Joe definitely strengthens the identification of Domitian as the Lord of the Book of Revelation. I would even add that Vespatian, disguised as "John of Patmos" is made out to be the author of the Book of Revelation. In other words, Vespatian foresees the coming of Domitian as his ultimate successor.
Patmos could be interpreted as "Father Moses". As decoded here at DomainOfMan, Vespatian corresponds to John the son of Zebedee in the Gospels. Within the Herodian sphere he was the son of Archelaus (neo-Rehoboam/Moses II), who was in turn son and successor of Herod the Great (neo-Solomon). As a royal Roman, Vespatian was Drusus son of Germanicus.
The parallel between the "seven sealings" found in Paul's writings and the seven seals of Revelation is also magnificent, however a better argument would be that Paul's existing works were "cherry picked" by the author of Revelation. I don't buy the idea that Paul's writings were manufactured by Domitian (although one can't rule out tampering), or that Paul and Jesus were mere typological phantoms rather than actual historical persons. The role of Jesus was played by a series of genuine royal persons. The character of Paul is even more unique and patently historical.
Paul was the "slave" of a succession of emperors who each had their own Christ-complex. Some of these emperors would have kept the volatile Paul on a small leash, and for good reason. Paul/Paullus/Phasael was an eminently pedigreed royal prince of the Roman/Herodian family with seemingly endless energy. Even Josephus divulges the royal status of "Saulus".

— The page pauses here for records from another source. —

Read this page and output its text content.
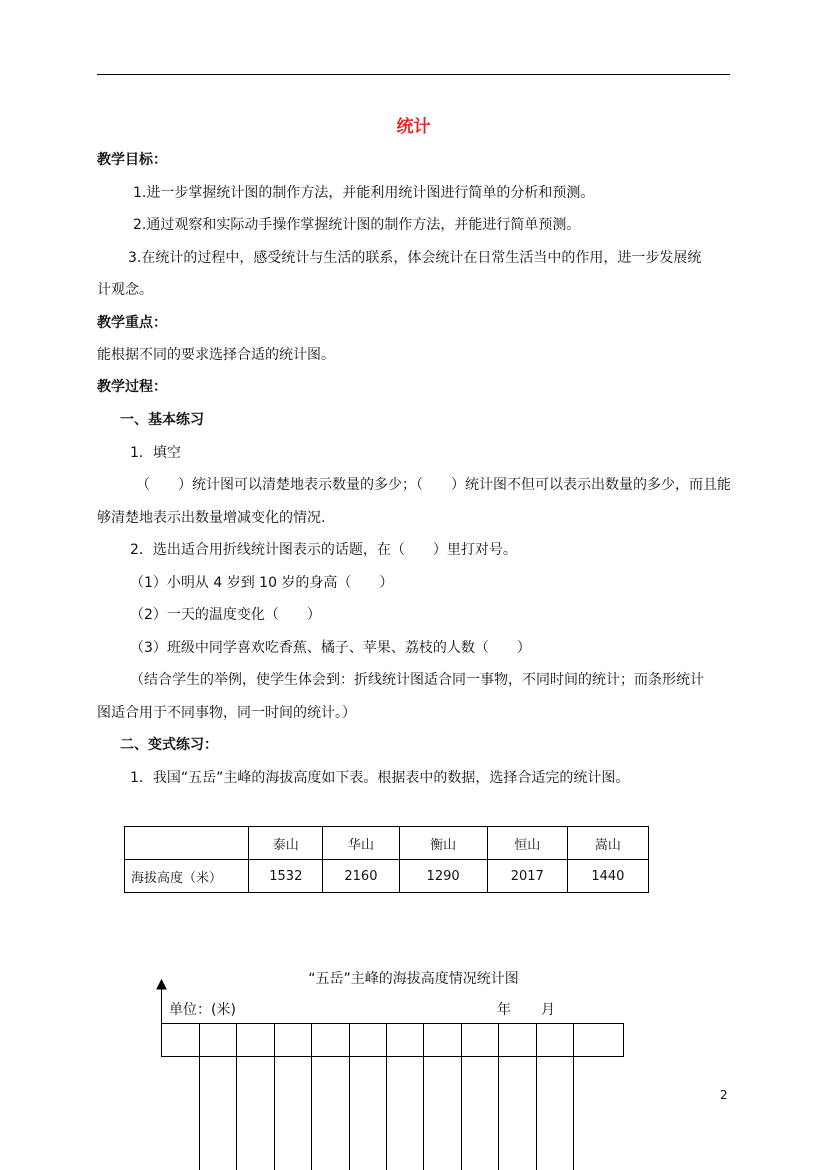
统计
教学目标：
1.进一步掌握统计图的制作方法，并能利用统计图进行简单的分析和预测。
2.通过观察和实际动手操作掌握统计图的制作方法，并能进行简单预测。
3.在统计的过程中，感受统计与生活的联系，体会统计在日常生活当中的作用，进一步发展统
计观念。
教学重点：
能根据不同的要求选择合适的统计图。
教学过程：
一、基本练习
1．填空
（　　）统计图可以清楚地表示数量的多少；（　　）统计图不但可以表示出数量的多少，而且能
够清楚地表示出数量增减变化的情况.
2．选出适合用折线统计图表示的话题，在（　　）里打对号。
（1）小明从 4 岁到 10 岁的身高（　　）
（2）一天的温度变化（　　）
（3）班级中同学喜欢吃香蕉、橘子、苹果、荔枝的人数（　　）
（结合学生的举例，使学生体会到：折线统计图适合同一事物，不同时间的统计；而条形统计
图适合用于不同事物，同一时间的统计。）
二、变式练习：
1．我国“五岳”主峰的海拔高度如下表。根据表中的数据，选择合适完的统计图。
	泰山	华山	衡山	恒山	嵩山
海拔高度（米）	1532	2160	1290	2017	1440
“五岳”主峰的海拔高度情况统计图
单位：(米)	年 月
2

Paul also steadily cultivated his own persona as a Christ figure in districts where he thought he could get away with it. Many of Paul's narratives are simply generic hyping of the Christ myth. He was first and foremost a slave of the Christ myth, because he one day hoped to reap the full benefit of it. This comes out best in the identity of Simon Magus/Atomus.
However, to entertain any notions of becoming emperor, as Paul certainly did, placed one in a constant danger, that is, under a perpetual threat of execution by those with higher rank within the royal family. Royal women, such as a leading Vestal Virgin faced the same persecution after a regime change. They and their offspring by various royal males (that may have been rivals of the new emperor) could be quickly charged with crimes and put to an ignominious death.
Paul was obviously an enormously influential figure in the 1st Century AD. It is very unlikely that Paul was still living in the reign of Domitian, yet, the following Paul drew to himself still motivated a propaganda program by Domitian to redirect attention back to the Imperial Cult. Domitian had two choices in dealing with the legacy of Paul. Suppress his memory and his writings entirely, or pervert and usurp them to his own glory. He seems to have decided upon the latter. Everything was made to "work together for Domitian's good", or at least that was the intent.
Rulers rarely tried to completely erase the memory of a predecessor. It was usually sufficient to "build on the foundation", that is, reinterpret the actions and merits of those that went before, and establish yourself as the legitimate continuation of a legitimate heritage - even a heritage that may have gone partially astray, but that you miraculously restored to its former greatness or better. Rulers never (to my knowledge) invented persons as typological tools. There were always plenty of flesh and blood rivals to work with.
It is more likely that Paul's heir Marius/Marcion had to deal directly with the menace of Domitian, and like Josephus/Nerva, find some way to survive his reign of terror.